Sendo assim, o "Padre Nosso" também é "Madre Nossa" e a melhor tradução da extinta língua semítica talvez fosse a palavra "vida" para expressar nossa origem na Terra. Quem tem horror de ser descendente de "macacos" poderia se consolar com a certeza científica de que a vida na terra veio do céu, das estrelas: mas a humildade ensina que somos parentes das amebas... E a mulher veio antes do homem, não há maior nem menor; há diferenças que se completam como metades do mesmo ser humano.

e a Fome é o que mais consome o Homem e todos mais viventes. Daí que a gente se lembra do Papa Chico quando dizem que ele teria dito aos cardeais que é preciso a humanidade contemplar a face misericordiosa de Deus para que haja salvação, por suposto, a todos e não só para alguns eleitos conforme as mais vetustas tradições religiosas exclusivas ou modernas que condenam os infiéis a penas infernais neste e outros mundos. 

o Papa escreveu ao rabino de Roma ofertando contributo às boas relações entre católicos e judeus. Isto me lembra a condenação do padre Antônio Vieira e que sua utopia evangelizadora também ia ao encontro da paz com o Islã. Hoje para que o império da justiça e da paz se faça presente no mundo é preciso ir além da grande família de Abraão.

e já que o ecumenismo deveria abraçar, imediatamente, católicos e evangélicos para juntos em toda cristandade concretizar a história do futuro entre crentes e não-crentes em busca da Paz, queria eu encerrar, posto que já falei demais; lembrando o protestante Ariano Suassuna com seu magnífico "Auto da Compadecida" na qual a mãe de Jesus é advogada desta pobre gente do sertão do mundo industrializado.

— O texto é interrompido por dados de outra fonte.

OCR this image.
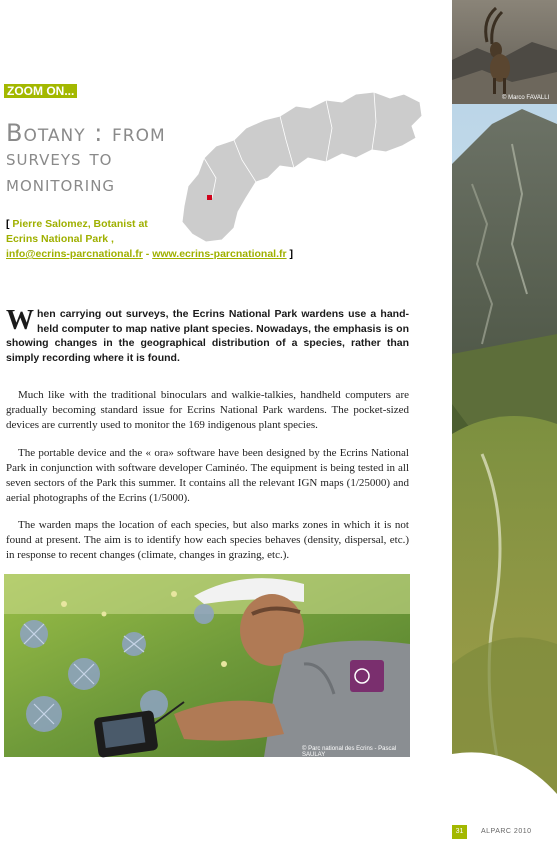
© Marco FAVALLI
© Parc national des Ecrins
ZOOM ON...
Botany : from
surveys to
monitoring
[ Pierre Salomez, Botanist at
Ecrins National Park ,
info@ecrins-parcnational.fr - www.ecrins-parcnational.fr ]
When carrying out surveys, the Ecrins National Park wardens use a hand-held computer to map native plant species. Nowadays, the emphasis is on showing changes in the geographical distribution of a species, rather than simply recording where it is found.

Much like with the traditional binoculars and walkie-talkies, handheld computers are gradually becoming standard issue for Ecrins National Park wardens. The pocket-sized devices are currently used to monitor the 169 indigenous plant species.

The portable device and the « ora» software have been designed by the Ecrins National Park in conjunction with software developer Caminéo. The equipment is being tested in all seven sectors of the Park this summer. It contains all the relevant IGN maps (1/25000) and aerial photographs of the Ecrins (1/5000).

The warden maps the location of each species, but also marks zones in which it is not found at present. The aim is to identify how each species behaves (density, dispersal, etc.) in response to recent changes (climate, changes in grazing, etc.).

© Parc national des Ecrins - Pascal SAULAY
31	ALPARC 2010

a face misericordiosa de Deus habita, atrevo-me a dizer, o templo do coração humano não muito longe do ódio e do medo vizinhos da humanidade filha da animalidade (a Igreja que se reconciliou com Galileu precisa tomar coragem para se reconciliar com a paleontologia do jesuíta Teillard de Chardin tirando-o do silêncio a que foi condenado como o silêncio imposto pelo Santo Ofício ao padre Antônio Vieira).

no Alcorão Jesus e seu mãe estão sentados no paraíso ao lado do Profeta Maomé e um dos nomes pelos quais os islâmicos invocam Alá é, justamente, o Misericordioso. Sem compaixão e misericórdia o mundo é choro e ranger de dentes...

dizem os sábios que Deus falou aos homens por diferentes meios? Pois se falou uma vez, poderá ainda estar a falar ou falará depois. O problema, então, é ouvir ("a voz do Povo é a voz de Deus") se acaso somos surdos como cegos estávamos no Colonialismo ("Sermão aos Peixes", padre Antônio Vieira, Maranhão, 1654). Ghandi foi o pagão mais cristão que jamais houve outro igual. O revolucionário Hugo Chávez proclamou que Jesus Cristo foi o primeiro comunista do mundo. Por acaso um ateu como Oswald de Andrade, quando disse que fizemos Cristo nascer na Bahia ou em Belém do Pará, não disse a verdade? Pois se Deus é brasileiro e agora o Papa argentino não está na hora de ouvir a voz do Povo sofredor?

Mas a Mãe de todos humanos e de todas criaturas - a Compadecida - é aquela energia divina e maravilhosa que faz o milagre do amor e da vida apesar de tudo, seja na gente ou nos bichos, nos sóis e luas de todos os céus como cria Francisco de Assis. Ora, as chaves sutis que abrem a porta da compaixão não são o esquecimento, muito menos a indiferença e o egoismo; mas o arrependimento e o perdão.